Sesin geldiği yöne, kapıya doğru çevirdim başımı. Anneannem her zamanki gibi sinirli uyanmış ve günümü bana zehretmeyi kafasına koymuş olmalıydı. Ayağa kalkıp kapıya doğru ilerleyip açtım. Yumruk yaptığı eli havada kalmış şekilde bana baktı.

"Bir de akşama kadar uyu istersen, gece yatmazsın sabah da kalkmazsın. Ne olacak senin bu durumun böyle? Yatağına kahvaltınızı da getireyim mi hanımefendi?" Yüksek sesiyle ardı arkasına sıraladığı kelimeleri önemsemediğimi belli eder şekilde,

"Ne oldu sabah sabah? Ne yaptım yine?" Diyebildim. Uykulu halimle hiç karşılık verecek durumda değildim.

"Daha dün gecenin hesabını soracağım, unuttum sanma."

"Sabahın." Durup bakışlarımı duvardaki saate çevirdim. Bugün dersim vardı ve ben tamamen unutmuştum. "Sekizinde mi soracaksın? Hem dersim var benim geç kalıyorum." Deyip söylenmelerini duymazdan gelerek kapıyı kapattım. Her sabah başka bir konudan ötürü rutin azarımı işitmeden rahat edemezdim.

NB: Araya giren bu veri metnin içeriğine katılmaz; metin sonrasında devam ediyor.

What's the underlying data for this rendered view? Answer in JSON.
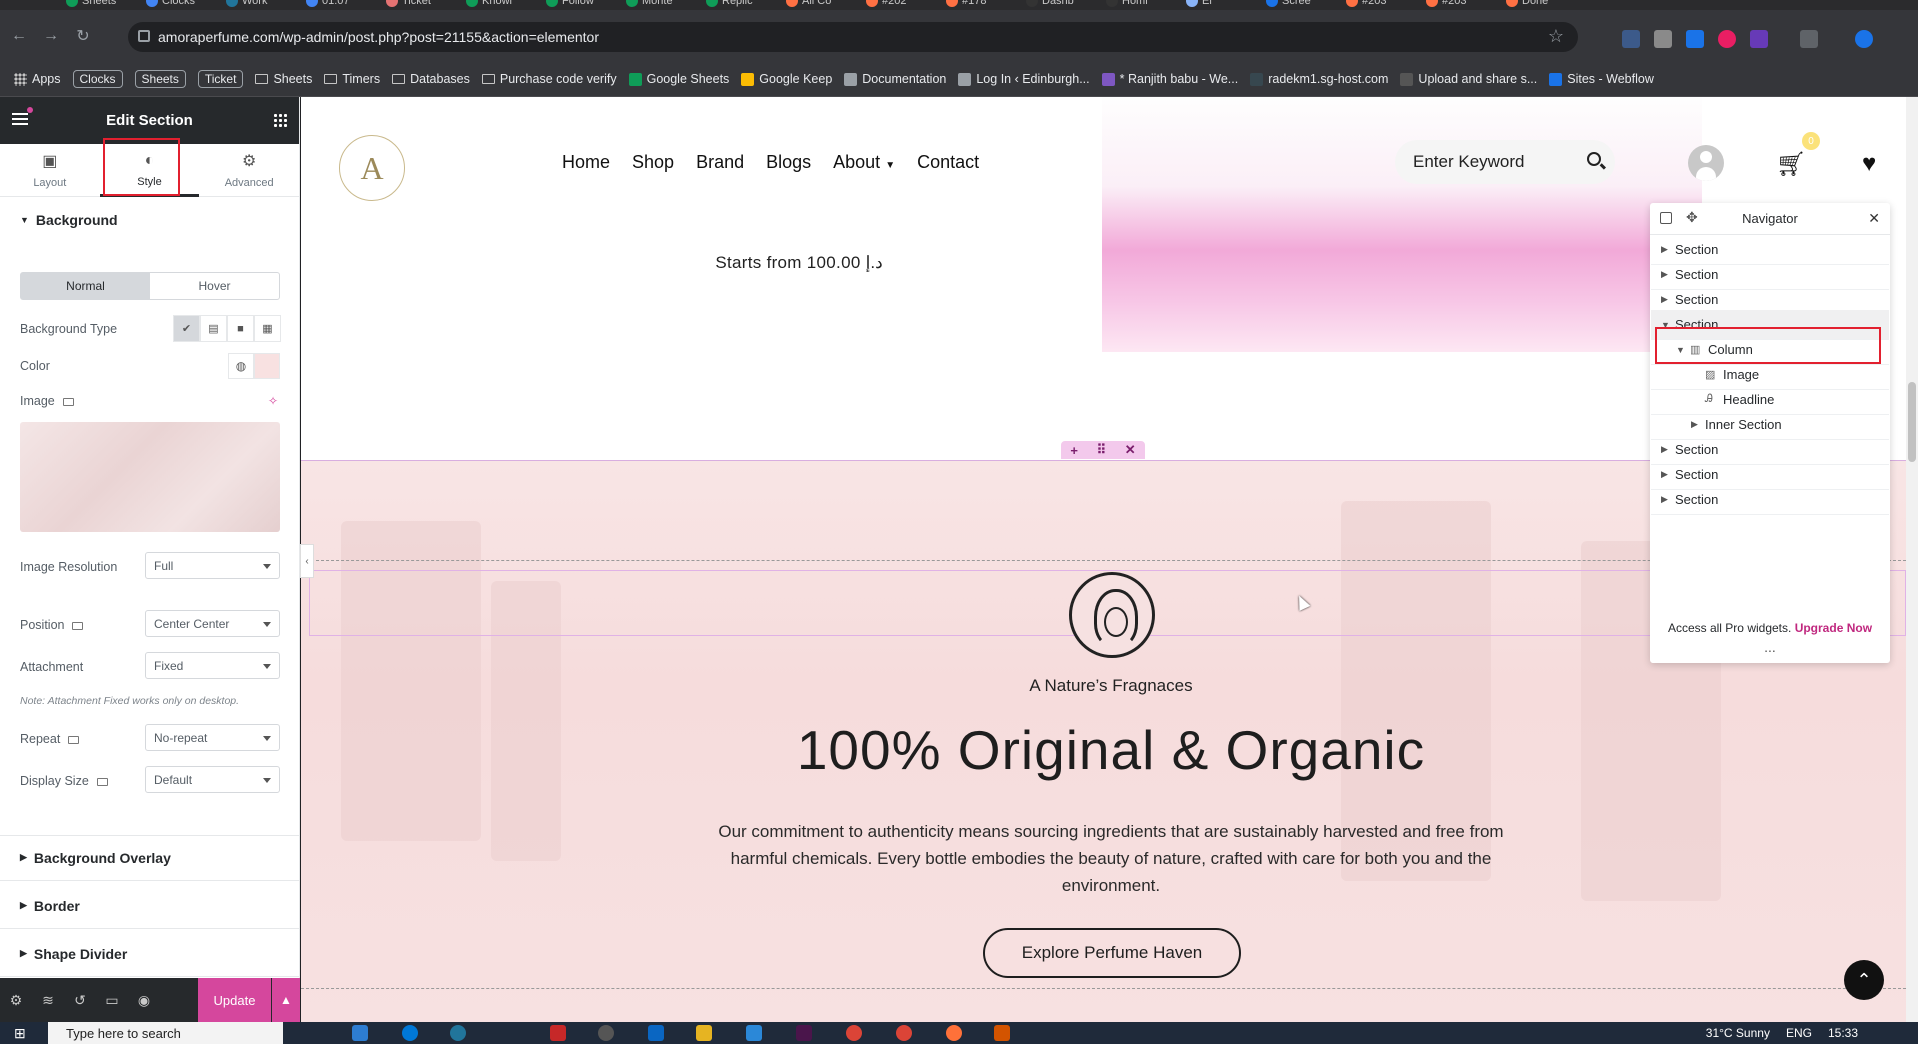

Aceleyle dolabın karşısına geçip kıyafetlerimi karıştırdım. Havalar oldukça soğumuştu, elime gelen siyah bir sweatshirt ve kalın bir tayt alıp banyoya ilerledim. Saçlarımı gelişigüzel tarayıp yukarıdan toplayarak yüzümü yıkadım. Kıyafetlerimi giyindikten sonra duvara astığım ders programından çantamı hazırladım, odadan sessiz olmaya özen göstererek çıktım. Anneannemden yeni bir azar işitmeyi kafamın kaldırmayacağına emindim. Eskiden beni ne kadar çok sevdiğini hatırlamak hala içimde bir yerlere dokunuyordu. Zamanla kızının mutsuzluğuna sebep olmuş olmamı kabullenemeyip benden nefret etmesi de hemen ardından gözlerimin dolmasına sebep oluyordu. Ne sevildiğimde yaşadığım mutluluğu unutabiliyordum ne de nefret edilmenin acısı geçiyordu. Hepsi göğsümün ortasında geçmesi mümkün olamayan yaralardı. Sessiz bir şekilde ayakkabılarımı giyip evden çıktım. Yerdeki su birikintilerinden anlaşılan yağmur sabaha kadar durmadan yağmıştı. Canım her ne kadar istemese de dershaneye doğru gitmek için bahçe kapısını açtım. Derin bir nefes alıp toprak kokusunu içime çektim. En sevdiğim anlardan bir tanesiydi. Yağmurun ardında bıraktığı toprak kokusuna bayılıyordum. Sevdiğim herkesi benden alacak kadar acımasız olan toprak, yine onların kokusuna beni hasret bırakmayacak kadar merhametliydi.